Software engineering is entering a new era in which AI - especially large language models (LLMs) - is becoming a core contributor to development. Alongside major opportunities, this shift raises challenges in ensuring the correctness, security, and maintainability of AI-generated code. LLM-driven workflows also introduce unique challenges: natural-language artifacts (e.g., chats with assistants, GitHub issues, comments, documentation) increasingly shape code generation and modification. However, traditional program analysis and verification are not designed to reason about informal natural-language requirements.
Our research improves the quality of LLM-generated code across multiple stages of the software development lifecycle.

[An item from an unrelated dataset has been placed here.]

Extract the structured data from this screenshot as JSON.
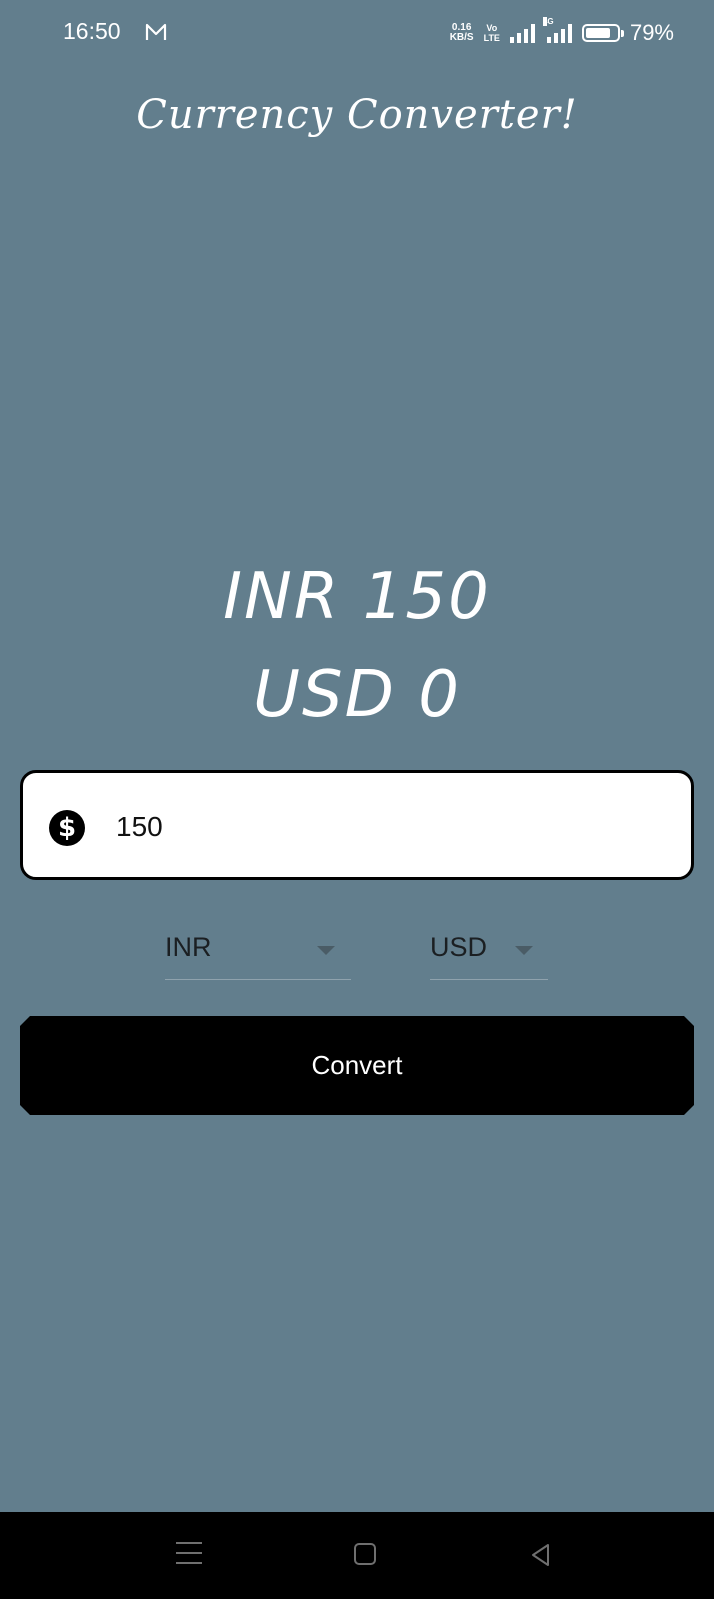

SpecFix (ASE'15) is the first system to automatically detect and repair ambiguity - i.e., inconsistent interpretations - in natural-language requirements used for code generation. HoarePrompt (ICSE'26) is the first approach to strengthen LLM reasoning about program correctness for code review by combining ideas from formal verification and natural-language processing. Just-Tri-It (draft'26) targets practical code generation settings when formal specifications is not available by verifying cross-task consistency, which provably increases the probability of sampling correct code from an LLM.
Automated program repair (APR) automatically modifies faulty programs to remove observed failures. It can reduce debugging and maintenance costs, with applications in software security, developer tooling, and education. Key challenges are (i) scalability and scope - repairing diverse bug classes in large, real-world systems - and (ii) patch quality - producing patches consistent with developer intent and quality constraints. Early methods relied on heuristic search that largely ignored program semantics, often yielding low-quality patches, or they did not scale. My research on semantic program repair addresses these limitations by leveraging program analysis to identify and eliminate the root causes of defects.
Angelix (ICSE'16) was the first scalable semantic APR system for large, real-world programs. It uses symbolic execution to infer a specification of intended behavior, called angelic forest, and then applies program synthesis to construct a repair consistent with that specification. Subsequent systems - F1X (TOSEM'18), SE-ESOC (FSE'18), and Trident (TSE'21) - expanded the scope of semantic repair without sacrificing scalability by mitigating symbolic execution path explosion in loop-intensive code and enabling synthesis of more complex patches with side effects.
To increase developer trust in generated patches, we proposed property-guided repair methods that provide stronger correctness guarantees than test-based approaches. SemGraft (ICSE'18) was the first to leverage a reference implementation - an alternative realization of the same functionality - to synthesize provably correct patches. Symlog (FSE'23) introduced the first general-purpose static repair framework, enabling repairs from arbitrary Datalog-expressed static-analysis properties. Rete (ICSE'23) combines program analysis and machine learning to learn a project-agnostic representation of program namespaces for prioritizing variables during patch synthesis.